4. The registrant’s other certifying officer and I are responsible for establishing and maintaining disclosure controls and procedures (as defined in Exchange Act Rules 13a-15(e) and 15d-15(e)) and internal control over financial reporting (as defined in Exchange Act Rules 13a-15(f) and 15d-15(f)) for the registrant and have:

 

 

a)

designed such disclosure controls and procedures, or caused such disclosure controls and procedures to be designed under our supervision, to ensure that material information relating to the registrant, including its consolidated subsidiaries, is made known to us by others within those entities, particularly during the period in which this report is being prepared;

 

 

b)

designed such internal control over financial reporting, or caused such internal control over financial reporting to be designed under our supervision, to provide reasonable assurance regarding the reliability of financial reporting and the preparation of financial statements for external purposes in accordance with generally accepted accounting principles;

 

 

c)

evaluated the effectiveness of the registrant’s disclosure controls and procedures and presented in this report our conclusions about the effectiveness of the disclosure controls and procedures, as of the end of the period covered by this report based on such evaluation; and

 

 

d)

disclosed in this report any change in the registrant’s internal control over financial reporting that occurred during the registrant’s most recent fiscal quarter (the fourth fiscal period in the case of an annual report) that has materially affected, or is reasonably likely to materially affect, the registrant’s internal control over financial reporting;

 

5. The registrant’s other certifying officer and I have disclosed, based on our most recent evaluation of internal control over financial reporting, to the registrant’s auditors and the audit committee of registrant’s board of directors (or persons performing the equivalent functions):

 

 

a)

all significant deficiencies and material weaknesses in the design or operation of internal control over financial reporting which are reasonably likely to adversely affect the registrant’s ability to record, process, summarize and report financial information; and

 

 

b)

any fraud, whether or not material, that involves management or other employees who have a significant role in the registrant’s internal control over financial reporting.

 

Date: March 26, 2019

 

 

 

 

/s/ WILLIAM R. McCAMEY

 

William R. McCamey

 

Chief Financial Officer

Exhibit 32.1

 

CERTIFICATION

 

 

The undersigned, as the Chief Executive Officer and Chairman of the Board, and as the Chief Financial Officer, respectively, of Atlanticus Holdings Corporation, certify that, to the best of their knowledge and belief, the Annual Report on Form 10-K for the year ended December 31, 2018, which accompanies this certification fully complies with the requirements of Section 13(a) of the Securities Exchange Act of 1934 and the information contained in the periodic report fairly presents, in all material respects, the financial condition and results of operations of Atlanticus Holdings Corporation at the dates and for the periods indicated.
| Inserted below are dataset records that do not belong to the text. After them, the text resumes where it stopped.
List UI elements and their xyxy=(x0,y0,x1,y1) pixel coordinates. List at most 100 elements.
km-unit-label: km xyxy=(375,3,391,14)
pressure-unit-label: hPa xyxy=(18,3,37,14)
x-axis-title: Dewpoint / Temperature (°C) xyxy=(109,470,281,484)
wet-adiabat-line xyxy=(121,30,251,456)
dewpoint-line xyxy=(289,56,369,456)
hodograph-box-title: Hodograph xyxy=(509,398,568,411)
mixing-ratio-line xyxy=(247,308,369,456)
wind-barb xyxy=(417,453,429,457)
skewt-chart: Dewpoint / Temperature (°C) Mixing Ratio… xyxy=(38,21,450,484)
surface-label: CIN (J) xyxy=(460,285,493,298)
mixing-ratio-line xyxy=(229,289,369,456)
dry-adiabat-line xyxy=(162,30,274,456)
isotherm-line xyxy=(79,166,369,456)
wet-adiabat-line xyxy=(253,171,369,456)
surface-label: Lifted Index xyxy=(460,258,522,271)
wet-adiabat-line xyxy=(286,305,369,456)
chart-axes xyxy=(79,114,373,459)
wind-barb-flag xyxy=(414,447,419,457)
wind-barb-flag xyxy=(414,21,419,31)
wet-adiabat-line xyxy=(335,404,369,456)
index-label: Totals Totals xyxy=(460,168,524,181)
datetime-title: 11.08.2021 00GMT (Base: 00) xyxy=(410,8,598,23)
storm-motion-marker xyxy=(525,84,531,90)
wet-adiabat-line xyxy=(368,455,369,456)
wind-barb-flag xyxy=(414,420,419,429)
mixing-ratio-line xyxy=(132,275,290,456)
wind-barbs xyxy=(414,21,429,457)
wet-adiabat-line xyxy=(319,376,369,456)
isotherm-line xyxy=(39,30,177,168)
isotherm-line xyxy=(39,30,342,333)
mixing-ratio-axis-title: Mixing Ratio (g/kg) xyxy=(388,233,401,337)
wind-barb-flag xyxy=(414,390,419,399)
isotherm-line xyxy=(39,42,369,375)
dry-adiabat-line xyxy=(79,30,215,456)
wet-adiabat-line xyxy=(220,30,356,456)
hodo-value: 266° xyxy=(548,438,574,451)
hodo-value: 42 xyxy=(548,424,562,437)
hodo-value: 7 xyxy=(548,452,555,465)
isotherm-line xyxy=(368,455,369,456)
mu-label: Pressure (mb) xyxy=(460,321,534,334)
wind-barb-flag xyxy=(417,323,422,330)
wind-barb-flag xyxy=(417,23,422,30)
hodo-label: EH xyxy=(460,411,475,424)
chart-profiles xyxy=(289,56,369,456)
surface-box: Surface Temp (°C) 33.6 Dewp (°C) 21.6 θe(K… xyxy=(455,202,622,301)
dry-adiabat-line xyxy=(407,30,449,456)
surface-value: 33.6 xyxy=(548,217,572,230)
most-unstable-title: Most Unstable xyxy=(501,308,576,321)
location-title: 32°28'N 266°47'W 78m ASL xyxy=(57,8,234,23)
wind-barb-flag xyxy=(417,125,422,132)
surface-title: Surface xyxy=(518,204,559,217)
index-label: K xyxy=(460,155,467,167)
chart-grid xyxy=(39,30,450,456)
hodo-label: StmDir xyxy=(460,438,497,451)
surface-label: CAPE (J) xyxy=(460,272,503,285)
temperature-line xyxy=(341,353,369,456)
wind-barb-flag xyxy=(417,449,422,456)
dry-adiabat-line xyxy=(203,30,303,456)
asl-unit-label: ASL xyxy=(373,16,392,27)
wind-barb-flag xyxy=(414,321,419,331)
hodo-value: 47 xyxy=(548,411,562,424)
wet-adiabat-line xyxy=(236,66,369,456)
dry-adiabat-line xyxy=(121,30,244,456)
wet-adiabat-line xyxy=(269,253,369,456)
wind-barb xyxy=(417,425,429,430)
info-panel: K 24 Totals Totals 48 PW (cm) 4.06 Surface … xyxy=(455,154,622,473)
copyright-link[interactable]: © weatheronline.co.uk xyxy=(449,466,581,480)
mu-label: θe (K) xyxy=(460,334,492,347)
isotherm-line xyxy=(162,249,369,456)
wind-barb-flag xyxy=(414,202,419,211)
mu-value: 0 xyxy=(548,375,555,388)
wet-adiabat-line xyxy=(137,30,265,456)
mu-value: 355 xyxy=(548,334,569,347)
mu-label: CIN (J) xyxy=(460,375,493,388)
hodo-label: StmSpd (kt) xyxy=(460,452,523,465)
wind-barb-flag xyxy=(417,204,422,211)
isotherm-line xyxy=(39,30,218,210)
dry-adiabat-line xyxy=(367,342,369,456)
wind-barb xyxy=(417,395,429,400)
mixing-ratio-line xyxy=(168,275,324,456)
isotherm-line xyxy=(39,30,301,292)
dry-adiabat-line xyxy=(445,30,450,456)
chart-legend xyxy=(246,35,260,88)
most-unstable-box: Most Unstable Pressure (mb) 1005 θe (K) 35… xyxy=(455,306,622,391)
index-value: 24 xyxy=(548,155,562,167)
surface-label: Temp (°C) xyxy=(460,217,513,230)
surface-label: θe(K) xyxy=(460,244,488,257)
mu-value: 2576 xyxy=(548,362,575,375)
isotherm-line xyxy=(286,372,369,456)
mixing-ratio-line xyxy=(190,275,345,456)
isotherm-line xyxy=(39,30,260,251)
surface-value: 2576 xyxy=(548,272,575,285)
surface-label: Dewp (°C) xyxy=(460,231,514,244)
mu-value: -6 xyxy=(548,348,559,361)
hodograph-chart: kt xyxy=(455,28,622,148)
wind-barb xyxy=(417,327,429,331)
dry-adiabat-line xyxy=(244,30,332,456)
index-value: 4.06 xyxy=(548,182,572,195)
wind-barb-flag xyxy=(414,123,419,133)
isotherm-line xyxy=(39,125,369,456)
The foregoing certifications are made pursuant to Section 906 of the Sarbanes-Oxley Act of 2002 (18 U.S.C. Section 1350) and shall not be relied upon for any other purpose.

 

This 26th day of March, 2019.

 

 

 

 

/s/ DAVID G. HANNA

 

David G. Hanna

 

Chief Executive Officer and

 

Chairman of the Board

 

 

 

/s/ WILLIAM R. McCAMEY

 

William R. McCamey

 

Chief Financial Officer

 

A signed original of this written statement required by Section 906, or other document authenticating, acknowledging, or otherwise adopting the signature that appears in typed form within the electronic version of this written statement required by Section 906, has been provided to Atlanticus Holdings Corporation and will be retained by Atlanticus Holdings Corporation and furnished to the Securities and Exchange Commission or its staff upon request.